Ich habe mich über "Social Networking" geärgert. Denn nichts ist weniger "sozial", als einen Großteil der verfügbaren Zeit damit zu verbringen, vor einem Computer irgendwelchen Phantasien nachzujagen, statt sich in realer Interaktion mit wirklichen Personen zu engagieren.

Worüber haben Sie sich in Ihrem beruflichen Umfeld am meisten gefreut?

Scherer:

Keine Frage. Die größte Freude war für mich, CIO des Jahres zu werden!

Strumberger:

Über die anhaltend sehr gute Zusammenarbeit und den Teamgeist meiner Mitarbeiter und darüber, dass wir dadurch alle unsere wichtigen Projekte umsetzen konnten.

Anders:

Sehr gefreut habe ich mich beispielsweise darüber, dass beim Rückblick auf die zehnjährige Geschichte der Ergo Versicherungsgruppe die Rolle der IT für die Unternehmensbildung, also die Funktion als Business-Enabler, an vielen Stellen gewürdigt wurde.

Hilgenberg:

Es freut mich ungemein, wenn wir in der IT als Business-Partner auf Augenhöhe wahrgenommen werden. Dass beispielsweise Vertrieb und Marketing vor der Implementierung neuer Ideen die IT zu Rate ziehen, zeigt mir, dass wir hier auf dem richtigen Weg sind.

Welche ist Ihregrößte Herausforderung für das kommende Jahr?

Anders:

Nach der Konsolidierung der Ergo steht für das Business eindeutig der Versicherungskunde im Mittelpunkt.
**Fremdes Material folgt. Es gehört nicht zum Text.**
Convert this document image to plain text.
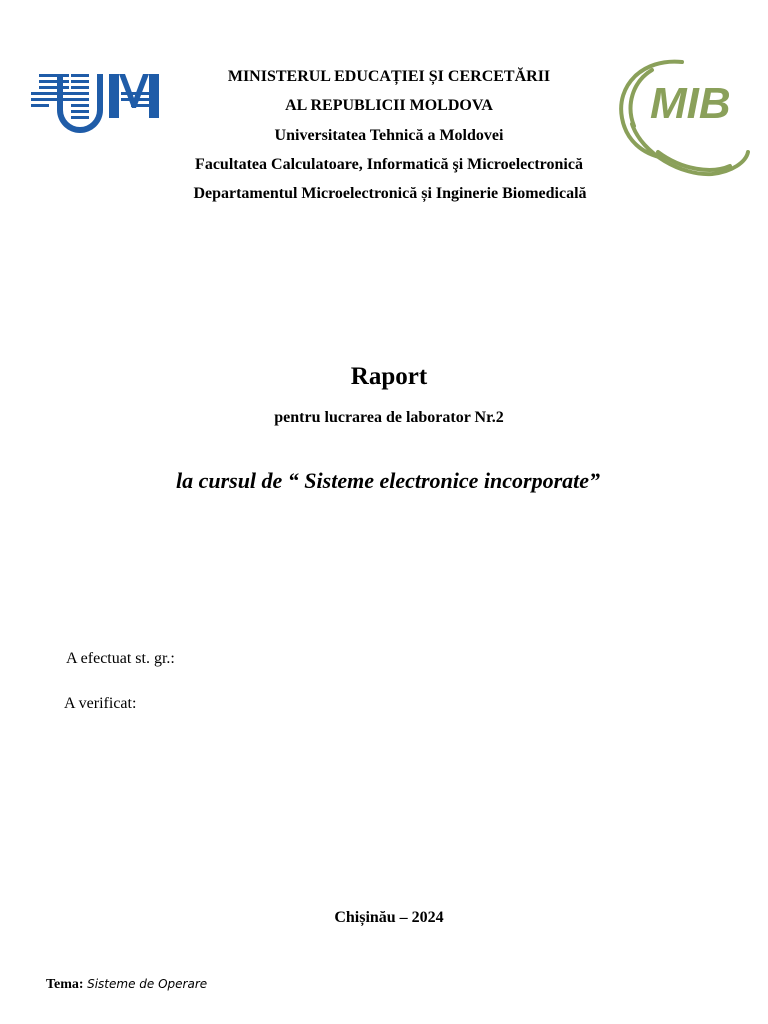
MIB
MINISTERUL EDUCAȚIEI ȘI CERCETĂRII
AL REPUBLICII MOLDOVA
Universitatea Tehnică a Moldovei
Facultatea Calculatoare, Informatică şi Microelectronică
Departamentul Microelectronică și Inginerie Biomedicală
Raport
pentru lucrarea de laborator Nr.2
la cursul de “ Sisteme electronice incorporate”
A efectuat st. gr.:
A verificat:
Chișinău – 2024
Tema: Sisteme de Operare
Die größte Herausforderung für die IT ist daher die Umgestaltung von den umfangreichen Konsolidierungsprojekten hin zu kleineren, flexiblen Projekten. Hierfür gilt es, auch unsere Kultur zu verändern.

Hilgenberg:

Das Management konkurrierender Anforderungen wird eine der größten Heraus-forderungen. Zudem ist die fortschreitende Internationalisierung ein großer Komplexitätstreiber in der IT. Es gilt, in anspruchsvol-len internationalen Projekten virtuelle Teams zu führen und kulturelle Unterschiede zu integrieren.

Scherer:

Die größte Herausforderung in den nächsten zwölf Monaten ist für mich die grundlegende Reorganisation unserer Supply Chain.

Kollig:

Wir werden 2008 unsere globale SAP-Plattform auf den neuesten Release-Stand bringen. Dass wir auch im kommenden Jahr den Anforderungen einer dynamischen Geschäftsentwicklung gerecht werden müssen, versteht sich von selbst. Dazu müssen wir uns intern in den Prozessen Demand- und Portfolio-Management sicher noch verbessern.

Strumberger:

Nach dem Spiel ist vor dem Spiel. Daher ist für mich die größte Herausforderung im nächsten Jahr, die bisherigen Erfolge auszubauen. Einen entscheidenden Faktor stellt für mich deshalb auch die Investition in die Organisationsentwicklung der MLP-IT dar.